Note: 3:45 - 4:00p will be our reception, in the Snap Lab of 301 College Ave. After the talk, there will be a follow-up reception from 5:00 - 5:15p, also in the Snap Lab.

Abstract:

Starting in the 1980s, computing researchers began developing ways to make the human body digital. Digital image databases, deformable models, and surgical simulators all have formed part of a set of moves that are pushing medical education out of anatomy laboratories and operating rooms and into computer laboratories. This paper explores this digital shift and the ways it is allowing bodies and practices to be abstracted from the social lives of patients and the social world of the hospital.

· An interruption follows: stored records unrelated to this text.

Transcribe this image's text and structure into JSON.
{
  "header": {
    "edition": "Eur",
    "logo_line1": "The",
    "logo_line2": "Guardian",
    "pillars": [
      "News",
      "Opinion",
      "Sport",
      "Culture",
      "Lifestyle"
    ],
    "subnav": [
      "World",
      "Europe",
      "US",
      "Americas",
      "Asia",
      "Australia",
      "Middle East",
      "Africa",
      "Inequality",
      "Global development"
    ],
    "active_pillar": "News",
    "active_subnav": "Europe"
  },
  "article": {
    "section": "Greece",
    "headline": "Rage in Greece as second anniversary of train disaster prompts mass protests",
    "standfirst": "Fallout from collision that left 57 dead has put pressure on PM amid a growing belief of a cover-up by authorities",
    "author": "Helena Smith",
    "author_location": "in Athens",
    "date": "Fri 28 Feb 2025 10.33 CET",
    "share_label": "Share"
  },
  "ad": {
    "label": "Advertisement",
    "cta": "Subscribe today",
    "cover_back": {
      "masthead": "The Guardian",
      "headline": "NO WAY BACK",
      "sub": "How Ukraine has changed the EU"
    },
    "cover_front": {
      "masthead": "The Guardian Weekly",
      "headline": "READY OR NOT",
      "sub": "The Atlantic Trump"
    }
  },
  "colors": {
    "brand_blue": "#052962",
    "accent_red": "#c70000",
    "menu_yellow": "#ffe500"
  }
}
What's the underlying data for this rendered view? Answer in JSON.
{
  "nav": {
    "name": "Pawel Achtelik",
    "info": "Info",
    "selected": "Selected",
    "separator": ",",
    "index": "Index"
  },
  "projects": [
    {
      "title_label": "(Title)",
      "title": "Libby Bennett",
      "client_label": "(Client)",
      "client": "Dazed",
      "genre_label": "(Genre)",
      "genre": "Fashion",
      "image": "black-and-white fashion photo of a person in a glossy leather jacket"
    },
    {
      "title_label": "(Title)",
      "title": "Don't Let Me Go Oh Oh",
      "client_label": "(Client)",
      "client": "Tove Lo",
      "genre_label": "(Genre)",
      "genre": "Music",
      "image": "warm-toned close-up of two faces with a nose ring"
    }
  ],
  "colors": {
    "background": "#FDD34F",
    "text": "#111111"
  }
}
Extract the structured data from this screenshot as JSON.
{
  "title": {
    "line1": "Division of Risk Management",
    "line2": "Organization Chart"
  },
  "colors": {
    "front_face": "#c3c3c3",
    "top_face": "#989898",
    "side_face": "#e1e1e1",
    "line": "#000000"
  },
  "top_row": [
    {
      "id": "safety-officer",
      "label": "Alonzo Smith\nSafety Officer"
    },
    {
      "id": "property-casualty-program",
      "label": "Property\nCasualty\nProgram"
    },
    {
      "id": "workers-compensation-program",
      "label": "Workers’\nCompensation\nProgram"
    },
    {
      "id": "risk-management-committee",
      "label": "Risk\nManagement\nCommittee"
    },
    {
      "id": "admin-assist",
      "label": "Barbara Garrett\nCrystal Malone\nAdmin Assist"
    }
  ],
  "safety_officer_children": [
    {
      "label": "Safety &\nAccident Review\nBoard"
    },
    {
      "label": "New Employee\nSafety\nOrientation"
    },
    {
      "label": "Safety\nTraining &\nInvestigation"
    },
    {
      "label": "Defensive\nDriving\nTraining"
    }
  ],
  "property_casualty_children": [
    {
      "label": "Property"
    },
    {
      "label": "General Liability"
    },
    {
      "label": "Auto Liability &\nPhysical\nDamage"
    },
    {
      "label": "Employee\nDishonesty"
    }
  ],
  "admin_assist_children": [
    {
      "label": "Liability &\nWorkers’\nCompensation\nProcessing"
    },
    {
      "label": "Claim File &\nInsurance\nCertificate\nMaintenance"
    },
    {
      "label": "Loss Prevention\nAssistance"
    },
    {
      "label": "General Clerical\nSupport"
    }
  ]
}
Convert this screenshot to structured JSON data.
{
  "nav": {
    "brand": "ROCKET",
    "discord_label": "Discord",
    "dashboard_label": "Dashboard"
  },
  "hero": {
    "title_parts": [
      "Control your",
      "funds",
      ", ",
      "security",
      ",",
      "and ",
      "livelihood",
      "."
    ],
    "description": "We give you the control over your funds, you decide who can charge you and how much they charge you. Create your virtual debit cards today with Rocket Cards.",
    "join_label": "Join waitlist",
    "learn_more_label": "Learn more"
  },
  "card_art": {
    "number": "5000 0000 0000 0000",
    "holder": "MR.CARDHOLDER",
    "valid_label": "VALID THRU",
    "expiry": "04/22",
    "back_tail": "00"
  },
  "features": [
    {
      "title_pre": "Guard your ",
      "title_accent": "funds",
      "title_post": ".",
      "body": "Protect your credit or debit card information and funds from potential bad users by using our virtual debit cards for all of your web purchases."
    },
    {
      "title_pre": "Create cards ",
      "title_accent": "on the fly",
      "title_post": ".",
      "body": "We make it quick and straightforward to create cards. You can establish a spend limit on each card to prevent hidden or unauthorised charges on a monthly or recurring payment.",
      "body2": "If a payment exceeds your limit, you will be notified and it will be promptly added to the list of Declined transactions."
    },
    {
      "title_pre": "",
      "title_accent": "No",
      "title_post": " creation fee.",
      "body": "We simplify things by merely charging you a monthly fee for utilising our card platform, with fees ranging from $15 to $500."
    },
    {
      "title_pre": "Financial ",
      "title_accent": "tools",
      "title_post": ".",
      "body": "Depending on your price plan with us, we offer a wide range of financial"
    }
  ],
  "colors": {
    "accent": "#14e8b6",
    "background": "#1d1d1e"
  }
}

In particular, it argues that the digitization of anatomy is changing the relationship of practitioners to the body's time, space and opacity with consequences for the ways that future practitioners think about the bodies of their patients and the work that they do.

Bio:

Rachel Prentice is an assistant professor of the social, political, and ethical implications of information technology in the Department of Science and Technology Studies at Cornell. She obtained her A.B. in comparative literature from Columbia College, Columbia University, in 1987, and her Ph.D. in science, technology, and society from M.I.T. in 2004. Her dissertation, “Bodies of Information: Reinventing Bodies and Practice in Medical Education,” is an ethnography about groups of physicians, engineers, and computer experts building computer applications and simulations for teaching anatomy and surgery. She is interested in how interdisciplinary groups are creating new methods for representing and interacting with bodies.